Seit 1972 hat er seine Bilder in 32 Gemeinschaftsausstellungen gezeigt, darunter in der russischen Partnerstadt Jaroslawl und im französischen Bouxwiller beim Kunstaustausch Elsass-Hanau. Im gleichen Zeitraum bestritt er 18 Einzelausstellungen, vornehmlich im Rhein-Main-Gebiet.

2002 erhielt er den Cläre-Roeder-Münch-Preis für Bildende Künste der Stadt Hanau verbunden mit einer Einzelausstellung in der Galerie Schloß Philippsruhe. 2003 erregte er Aufmerksamkeit mit dem Projekt "Amorbacher Profile" zu dem er 40 Amorbacher Bürger, vom "Schoppekarl" bis zur Fürstin Eilika zu Leiningen und deren Familie portraitierte.

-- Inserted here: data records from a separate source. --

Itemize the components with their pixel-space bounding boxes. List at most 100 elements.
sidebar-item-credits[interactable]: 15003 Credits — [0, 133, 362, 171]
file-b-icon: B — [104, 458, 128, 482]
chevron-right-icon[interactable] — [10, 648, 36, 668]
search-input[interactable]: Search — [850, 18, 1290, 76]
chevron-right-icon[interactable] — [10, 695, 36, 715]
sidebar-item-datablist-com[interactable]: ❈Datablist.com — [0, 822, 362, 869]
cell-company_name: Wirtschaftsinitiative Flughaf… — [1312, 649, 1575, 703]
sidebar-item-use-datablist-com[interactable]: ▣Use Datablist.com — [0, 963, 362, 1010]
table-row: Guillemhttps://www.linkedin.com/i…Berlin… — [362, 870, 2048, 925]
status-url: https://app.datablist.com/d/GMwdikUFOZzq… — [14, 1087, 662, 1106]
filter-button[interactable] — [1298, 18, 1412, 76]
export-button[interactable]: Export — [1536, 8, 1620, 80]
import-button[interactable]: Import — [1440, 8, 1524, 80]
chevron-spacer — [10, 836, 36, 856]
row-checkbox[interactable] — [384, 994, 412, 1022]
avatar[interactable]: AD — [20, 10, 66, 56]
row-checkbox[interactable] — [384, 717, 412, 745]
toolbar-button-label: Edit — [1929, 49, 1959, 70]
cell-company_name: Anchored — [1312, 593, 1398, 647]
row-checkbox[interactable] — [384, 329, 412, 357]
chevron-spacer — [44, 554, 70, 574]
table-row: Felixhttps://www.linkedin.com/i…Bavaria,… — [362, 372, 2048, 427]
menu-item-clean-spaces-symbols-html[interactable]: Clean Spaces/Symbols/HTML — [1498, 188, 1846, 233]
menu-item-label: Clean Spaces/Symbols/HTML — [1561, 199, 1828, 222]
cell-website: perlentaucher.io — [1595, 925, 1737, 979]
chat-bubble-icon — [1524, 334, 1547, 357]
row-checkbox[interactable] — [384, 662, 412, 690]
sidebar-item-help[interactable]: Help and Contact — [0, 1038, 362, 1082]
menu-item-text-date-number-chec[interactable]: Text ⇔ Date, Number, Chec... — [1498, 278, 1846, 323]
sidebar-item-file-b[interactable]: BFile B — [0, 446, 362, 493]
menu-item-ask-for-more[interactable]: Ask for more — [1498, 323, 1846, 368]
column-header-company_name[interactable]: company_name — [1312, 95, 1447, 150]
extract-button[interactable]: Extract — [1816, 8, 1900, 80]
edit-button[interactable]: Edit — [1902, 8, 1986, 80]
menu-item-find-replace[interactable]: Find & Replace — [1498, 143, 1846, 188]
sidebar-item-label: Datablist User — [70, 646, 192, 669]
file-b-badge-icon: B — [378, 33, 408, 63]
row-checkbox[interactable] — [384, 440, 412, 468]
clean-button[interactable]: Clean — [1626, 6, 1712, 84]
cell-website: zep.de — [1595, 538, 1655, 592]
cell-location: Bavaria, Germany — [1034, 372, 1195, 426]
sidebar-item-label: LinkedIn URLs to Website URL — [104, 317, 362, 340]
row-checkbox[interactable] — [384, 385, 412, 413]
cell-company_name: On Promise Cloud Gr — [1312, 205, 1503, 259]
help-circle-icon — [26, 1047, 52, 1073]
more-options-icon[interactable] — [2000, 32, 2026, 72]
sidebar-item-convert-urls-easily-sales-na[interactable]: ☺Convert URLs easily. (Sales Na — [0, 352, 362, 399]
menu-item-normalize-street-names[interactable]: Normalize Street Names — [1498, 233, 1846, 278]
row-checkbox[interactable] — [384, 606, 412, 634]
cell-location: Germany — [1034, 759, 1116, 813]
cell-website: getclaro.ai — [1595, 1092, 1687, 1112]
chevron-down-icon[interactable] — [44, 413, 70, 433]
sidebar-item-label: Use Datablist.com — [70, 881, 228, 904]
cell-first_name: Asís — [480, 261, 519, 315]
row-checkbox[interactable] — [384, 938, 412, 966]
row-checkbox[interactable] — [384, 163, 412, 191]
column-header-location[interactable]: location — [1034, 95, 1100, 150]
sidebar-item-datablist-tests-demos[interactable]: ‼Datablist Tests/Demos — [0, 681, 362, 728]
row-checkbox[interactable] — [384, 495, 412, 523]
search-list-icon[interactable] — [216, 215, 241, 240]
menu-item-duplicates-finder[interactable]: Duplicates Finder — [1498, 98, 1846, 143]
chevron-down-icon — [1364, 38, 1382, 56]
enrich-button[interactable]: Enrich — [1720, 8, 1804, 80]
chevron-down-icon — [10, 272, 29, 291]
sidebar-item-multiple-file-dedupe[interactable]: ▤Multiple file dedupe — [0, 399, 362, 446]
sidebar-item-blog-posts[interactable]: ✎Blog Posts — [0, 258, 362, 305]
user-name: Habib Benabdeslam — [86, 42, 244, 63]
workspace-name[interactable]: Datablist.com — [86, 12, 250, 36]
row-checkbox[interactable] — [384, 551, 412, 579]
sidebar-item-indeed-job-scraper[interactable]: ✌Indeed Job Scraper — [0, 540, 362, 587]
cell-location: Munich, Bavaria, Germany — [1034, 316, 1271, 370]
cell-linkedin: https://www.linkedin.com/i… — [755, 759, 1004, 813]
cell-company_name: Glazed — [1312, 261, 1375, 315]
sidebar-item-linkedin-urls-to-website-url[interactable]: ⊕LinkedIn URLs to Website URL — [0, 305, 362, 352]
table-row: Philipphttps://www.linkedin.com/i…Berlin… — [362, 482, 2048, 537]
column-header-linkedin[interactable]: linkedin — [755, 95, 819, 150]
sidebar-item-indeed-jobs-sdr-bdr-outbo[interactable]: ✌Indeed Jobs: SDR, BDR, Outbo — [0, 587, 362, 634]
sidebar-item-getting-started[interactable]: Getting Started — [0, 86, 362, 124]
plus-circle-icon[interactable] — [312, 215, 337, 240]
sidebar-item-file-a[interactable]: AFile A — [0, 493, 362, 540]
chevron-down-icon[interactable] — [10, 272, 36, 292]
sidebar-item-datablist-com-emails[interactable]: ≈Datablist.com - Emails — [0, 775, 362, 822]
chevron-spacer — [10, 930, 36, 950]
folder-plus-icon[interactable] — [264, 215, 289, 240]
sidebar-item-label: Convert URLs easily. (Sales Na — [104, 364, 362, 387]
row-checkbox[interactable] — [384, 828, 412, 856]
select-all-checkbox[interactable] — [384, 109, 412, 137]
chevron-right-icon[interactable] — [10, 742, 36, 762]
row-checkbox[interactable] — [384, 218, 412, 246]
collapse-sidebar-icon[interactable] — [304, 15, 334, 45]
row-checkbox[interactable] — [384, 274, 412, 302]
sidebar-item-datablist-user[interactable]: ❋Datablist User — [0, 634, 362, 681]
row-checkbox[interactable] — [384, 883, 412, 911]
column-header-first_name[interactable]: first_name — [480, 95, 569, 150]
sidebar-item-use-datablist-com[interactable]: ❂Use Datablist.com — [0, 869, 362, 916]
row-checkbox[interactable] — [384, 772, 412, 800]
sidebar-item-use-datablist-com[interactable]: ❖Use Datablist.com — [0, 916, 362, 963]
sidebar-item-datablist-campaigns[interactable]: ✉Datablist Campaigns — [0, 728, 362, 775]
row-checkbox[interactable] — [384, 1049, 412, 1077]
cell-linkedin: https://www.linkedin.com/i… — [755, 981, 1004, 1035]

2008 beteiligte er sich an dem Projekt "ApfelWeinKunst" bei dem sechs namhafte Künstler der Region Etiketten für das heimische "Stöffche" entwarfen. Die Ergebnisse publizierte Jörg Stier in dem gleichnamigen Buch, das auf der Frankfurter Buchmesse mit dem Hessischen Sonderpreis ausgezeichnet wurde. In diesem Zusammenhang filmte das hr Fernsehen Rubrecht bei der Arbeit in seinem Atelier in Großauheim.